# Fuji Pro 400H



## a_spaceman (Feb 15, 2010)

Just a quick question about the film.

I bought some 15 rolls of 35mm for discounted price as was due to expire (october 2009) and only recently started shooting it but am not liking the results so far. What i get are dull photos with no snap to them.

What I was wandering is then what could be the problem. As I don't think it's the films' age (they've been stored n the fridge for a while, and in a dry pretty cold closet afterwards) I am imagining is the low contrast nature of it, which would probably make it more suitable for studio situations for istance, when you have more control on the lights and shadows.

That said, mosto of the photos i took were taken under the rather overcast skies of wintery England, which I'm sure doesn't help.

What's you take on it? Have any experience with the film? I'm trying to experiment with different films and try to spot those i like the most, so I guess a bit of discussion of this nature could be useful for me (and other members) to learn to know your films and spot their qualities/best use.


----------



## compur (Feb 15, 2010)

Hard to answer without seeing an example.


----------



## kreuzberg (Feb 15, 2010)

I've used 400NPH which I think is the older name for the same thing.  It is designed to have a lower contrast like you said and I've noticed that it really doesn't like overcast skies or dull lighting.  Try it on a day with blue skies and it should be much better.

One thing you didn't say was if you were looking at prints or the scanned negatives?  I've had prints back that were terrible, but when I looked at the scans I couldn't believe how better they looked.


----------



## a_spaceman (Feb 15, 2010)

kreuzberg said:


> I've used 400NPH which I think is the older name for the same thing.  It is designed to have a lower contrast like you said and I've noticed that it really doesn't like overcast skies or dull lighting.  Try it on a day with blue skies and it should be much better.
> 
> One thing you didn't say was if you were looking at prints or the scanned negatives?  I've had prints back that were terrible, but when I looked at the scans I couldn't believe how better they looked.

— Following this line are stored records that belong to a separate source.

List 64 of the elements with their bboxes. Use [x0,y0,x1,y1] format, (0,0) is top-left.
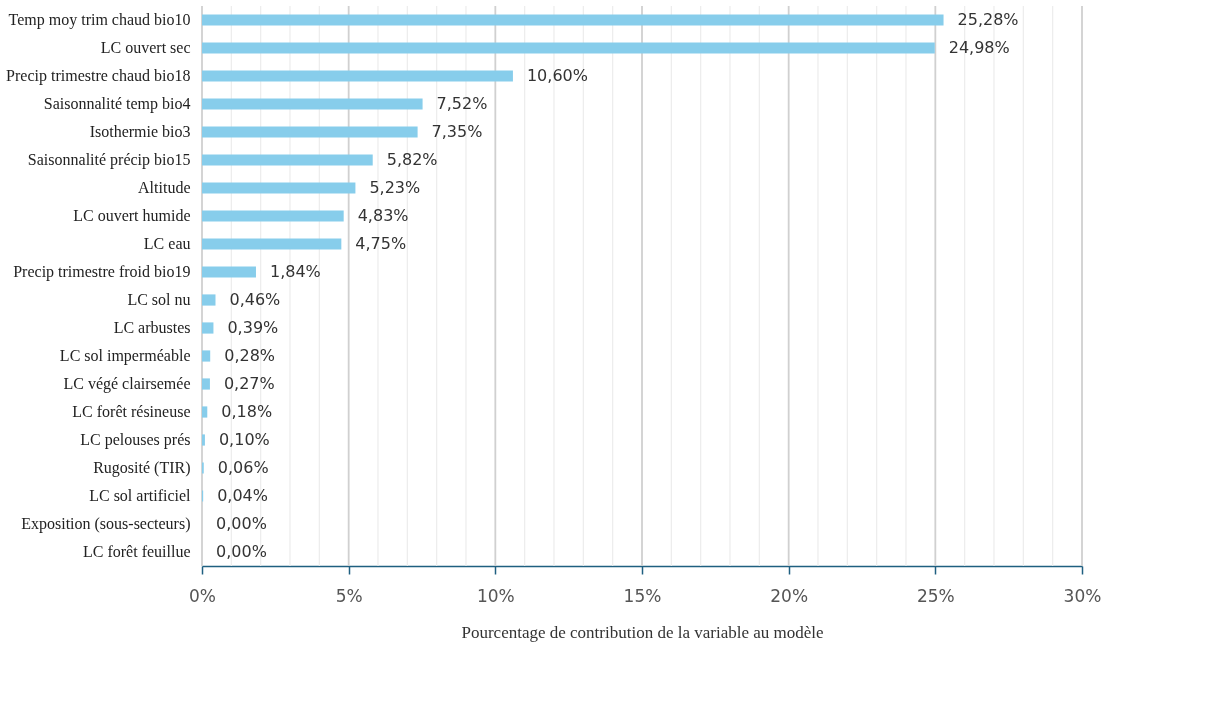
bar [202,42,935,54]
y-tick-label: Precip trimestre chaud bio18 [6,67,191,85]
x-tick-label: 5% [335,585,363,606]
data-label: 0,28% [224,346,276,365]
data-label: 0,00% [216,542,267,561]
y-tick-label: LC forêt résineuse [72,403,191,420]
y-tick-label: LC végé clairsemée [63,375,191,393]
y-tick-label: Isothermie bio3 [89,123,191,140]
bar [202,126,418,138]
data-label: 1,84% [269,262,321,281]
data-label: 0,00% [216,514,267,533]
bar [202,406,208,418]
bar [202,266,256,278]
bar [202,378,210,390]
y-tick-label: Saisonnalité précip bio15 [27,151,191,169]
y-tick-label: LC sol artificiel [89,487,192,504]
data-label: 5,23% [369,178,421,197]
data-label: 10,60% [526,66,588,85]
x-tick-label: 25% [916,585,955,606]
y-tick-label: Temp moy trim chaud bio10 [8,11,191,29]
data-label: 25,28% [957,10,1019,29]
x-tick-label: 10% [476,585,515,606]
y-tick-label: LC pelouses prés [80,431,191,449]
bar [202,154,373,166]
y-tick-label: LC arbustes [113,319,191,336]
y-tick-label: LC ouvert humide [73,207,191,224]
x-axis-title: Pourcentage de contribution de la variable au modèle [461,622,824,642]
bar [202,434,205,446]
data-label: 7,52% [436,94,488,113]
bar [202,210,344,222]
y-tick-label: Precip trimestre froid bio19 [13,263,191,281]
y-tick-label: Exposition (sous-secteurs) [21,515,191,533]
data-label: 0,27% [223,374,275,393]
data-label: 0,04% [217,486,268,505]
data-label: 5,82% [386,150,438,169]
data-label: 0,39% [227,318,279,337]
bar [202,182,356,194]
bar [202,322,214,334]
y-tick-label: Rugosité (TIR) [93,459,191,477]
data-label: 0,46% [229,290,281,309]
x-tick-label: 0% [189,585,216,606]
bar [202,98,423,110]
y-tick-label: LC forêt feuillue [82,543,191,560]
y-tick-label: LC eau [143,235,191,252]
bar [202,14,944,26]
bar [202,294,216,306]
y-tick-label: LC ouvert sec [100,39,191,56]
data-label: 0,10% [218,430,270,449]
x-tick-label: 15% [623,585,662,606]
y-tick-label: LC sol imperméable [59,347,191,365]
x-tick-label: 20% [770,585,809,606]
bar [202,70,513,82]
bar [202,350,211,362]
data-label: 4,75% [355,234,407,253]
data-label: 7,35% [431,122,483,141]
y-tick-label: Altitude [138,179,191,196]
y-tick-label: Saisonnalité temp bio4 [43,95,191,113]
x-tick-label: 30% [1063,585,1102,606]
y-tick-label: LC sol nu [127,291,191,308]
data-label: 4,83% [357,206,409,225]
bar [202,238,342,250]
data-label: 0,18% [221,402,273,421]
data-label: 0,06% [217,458,269,477]
data-label: 24,98% [948,38,1010,57]
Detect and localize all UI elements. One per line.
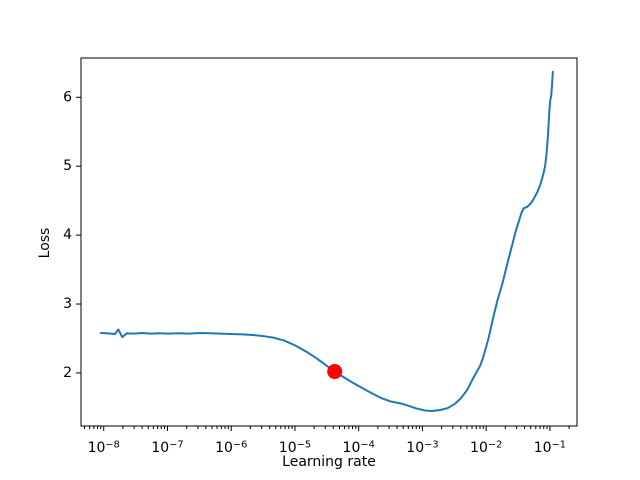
y-tick-label: 4 xyxy=(63,227,72,243)
y-tick-label: 5 xyxy=(63,158,72,174)
y-tick-label: 6 xyxy=(63,89,72,105)
y-tick-label: 2 xyxy=(63,365,72,381)
x-tick-label: 10−7 xyxy=(151,440,183,457)
x-axis-label: Learning rate xyxy=(282,454,376,470)
x-tick-label: 10−6 xyxy=(215,440,247,457)
x-tick-label: 10−5 xyxy=(279,440,311,457)
axes-frame xyxy=(80,57,578,427)
plot-area: 10−8 10−7 10−6 10−5 10−4 10−3 10−2 10−1 2 3 4 5 6 xyxy=(63,57,578,457)
x-tick-label: 10−4 xyxy=(343,440,375,457)
x-tick-label: 10−2 xyxy=(470,440,502,457)
suggested-lr-point xyxy=(327,364,343,380)
x-tick-label: 10−8 xyxy=(88,440,120,457)
loss-curve xyxy=(99,70,554,412)
y-axis-label: Loss xyxy=(37,228,53,259)
x-tick-label: 10−3 xyxy=(406,440,438,457)
y-tick-label: 3 xyxy=(63,296,72,312)
x-tick-label: 10−1 xyxy=(534,440,566,457)
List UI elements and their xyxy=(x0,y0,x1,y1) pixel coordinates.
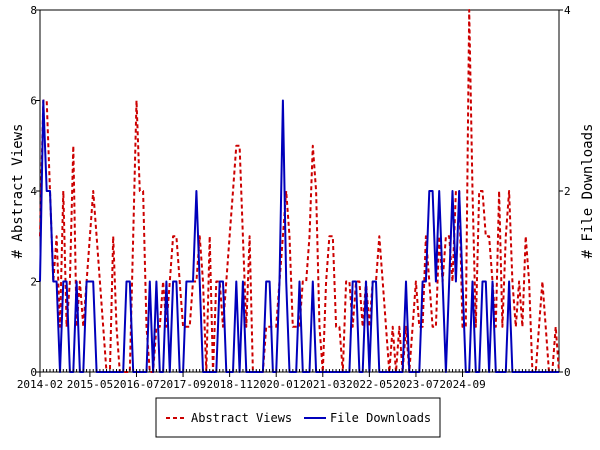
x-tick-label: 2024-09 xyxy=(439,378,485,391)
x-tick-label: 2023-07 xyxy=(393,378,439,391)
y-left-tick-label: 4 xyxy=(30,185,37,198)
x-tick-label: 2022-05 xyxy=(346,378,392,391)
y-axis-title-left: # Abstract Views xyxy=(10,124,26,259)
x-tick-label: 2014-02 xyxy=(17,378,63,391)
y-left-tick-label: 6 xyxy=(30,95,37,108)
series-line-file-downloads xyxy=(39,99,559,373)
legend-label-file-downloads: File Downloads xyxy=(330,411,431,425)
y-right-tick-label: 0 xyxy=(564,366,571,379)
y-left-tick-label: 8 xyxy=(30,4,37,17)
y-right-tick-label: 2 xyxy=(564,185,571,198)
legend-label-abstract-views: Abstract Views xyxy=(191,411,292,425)
x-tick-label: 2021-03 xyxy=(300,378,346,391)
y-axis-title-right: # File Downloads xyxy=(580,124,596,259)
x-tick-label: 2018-11 xyxy=(206,378,252,391)
axis-layer: 2014-02 2015-05 2016-07 2017-09 2018-11 2020-… xyxy=(17,4,571,391)
x-tick-label: 2020-01 xyxy=(253,378,299,391)
x-tick-label: 2015-05 xyxy=(67,378,113,391)
y-right-tick-label: 4 xyxy=(564,4,571,17)
x-tick-label: 2016-07 xyxy=(113,378,159,391)
y-left-tick-label: 0 xyxy=(30,366,37,379)
x-tick-label: 2017-09 xyxy=(160,378,206,391)
legend-box xyxy=(155,397,441,438)
y-left-tick-label: 2 xyxy=(30,276,37,289)
legend: Abstract Views File Downloads xyxy=(155,397,441,438)
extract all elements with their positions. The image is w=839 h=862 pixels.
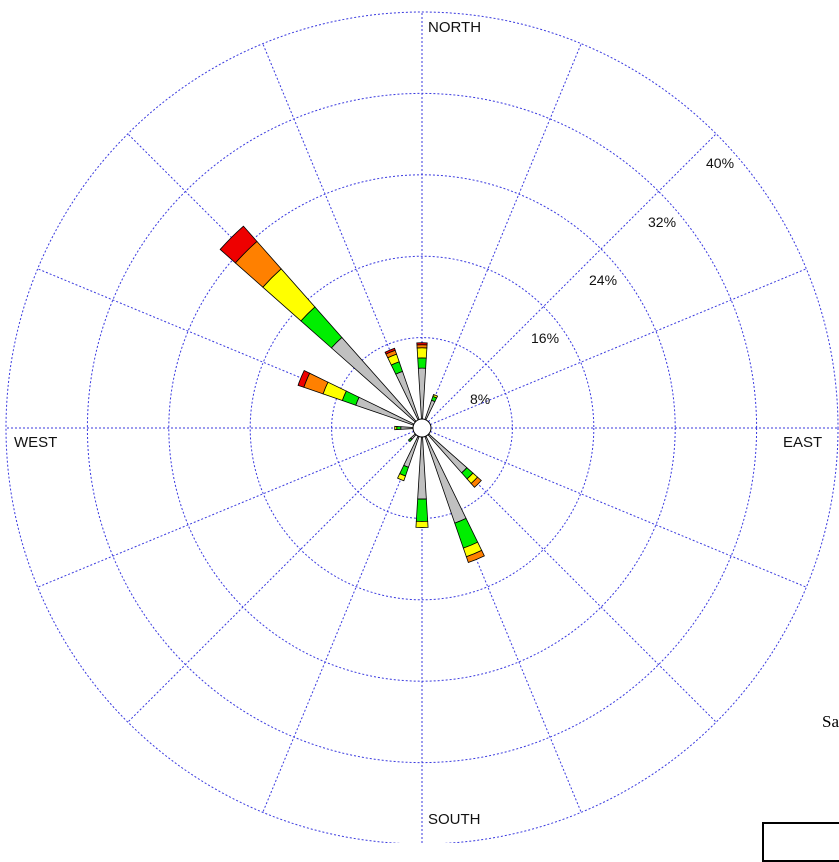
petal-N-bin-2 <box>416 347 428 359</box>
petal-WNW-bin-4 <box>297 369 311 388</box>
side-text-fragment: Sa <box>822 712 839 731</box>
wind-rose-chart: 8% 16% 24% 32% 40% NORTH EAST SOUTH WEST <box>5 11 839 843</box>
petal-S-bin-2 <box>415 520 429 528</box>
grid-spoke-SW <box>127 434 416 723</box>
petal-W-bin-0 <box>400 426 414 430</box>
petal-SSW-bin-0 <box>403 435 420 468</box>
grid-spoke-SSW <box>262 436 420 813</box>
petal-SSW-bin-2 <box>397 473 406 482</box>
petal-NNE-bin-2 <box>432 393 439 399</box>
petal-N-bin-3 <box>416 344 428 349</box>
grid-spoke-NE <box>428 133 717 422</box>
legend-box-fragment <box>762 822 839 862</box>
petal-SW-bin-1 <box>407 437 413 443</box>
compass-west-label: WEST <box>14 434 57 451</box>
petal-SSE-bin-3 <box>465 549 485 564</box>
petal-S-bin-0 <box>417 436 427 500</box>
grid-spoke-ESE <box>430 430 807 588</box>
ring-label-32: 32% <box>648 214 676 230</box>
compass-east-label: EAST <box>783 434 822 451</box>
ring-labels: 8% 16% 24% 32% 40% <box>470 155 734 407</box>
compass-north-label: NORTH <box>428 19 481 36</box>
petal-NNW-bin-4 <box>384 347 396 355</box>
petal-NNE-bin-0 <box>424 399 436 421</box>
petal-W-bin-1 <box>396 426 402 430</box>
grid-spoke-NNE <box>424 43 582 420</box>
petal-N-bin-4 <box>416 342 428 346</box>
grid-ring-40 <box>5 11 839 843</box>
compass-south-label: SOUTH <box>428 811 481 828</box>
petal-NW-bin-4 <box>219 225 258 264</box>
ring-label-40: 40% <box>706 155 734 171</box>
calm-circle <box>412 418 432 438</box>
ring-label-16: 16% <box>531 330 559 346</box>
wind-petals <box>219 225 485 564</box>
grid-ring-16 <box>249 255 595 601</box>
ring-label-24: 24% <box>589 272 617 288</box>
petal-N-bin-1 <box>417 357 427 369</box>
ring-label-8: 8% <box>470 391 490 407</box>
grid-spoke-WSW <box>37 430 414 588</box>
petal-W-bin-2 <box>394 425 398 431</box>
petal-S-bin-1 <box>415 498 429 522</box>
petal-N-bin-0 <box>417 367 427 420</box>
petal-SE-bin-3 <box>470 476 482 488</box>
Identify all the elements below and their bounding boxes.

that's good news as i'm talking about prints. i'll be scanning some of them tomorrow as i'll be needing them so hopefully it will be the same for me... will let you know


----------



## Sjixxxy (Feb 16, 2010)

a_spaceman said:


> that's good news as i'm talking about prints.



Machine prints can make film quite unflattering. If i ever bother getting them, I use them for nothing more than a proof to analyze the composition. Here is an example from 400H that I shot a few weeks ago.

[Machine Print]  [My Interpretation]

The whole set of prints that I got back from the lab were just gross, unsharp and depressing.


----------



## a_spaceman (Feb 17, 2010)

Sjixxxy said:


> a_spaceman said:
> 
> 
> > that's good news as i'm talking about prints.
> ...


your example is perfect, it's THAT kind of flatness i'm talking about.
i barely ever get prints done in the lab, just did this time as i need to archive/reinstall my powerbook and am relying on my girlfriend's pc, which means very little will to deal with it.
still wanted to scan them yesterday but my i'm pretty usless at making nice and tidy archives, so i haven't found the negs yet...


----------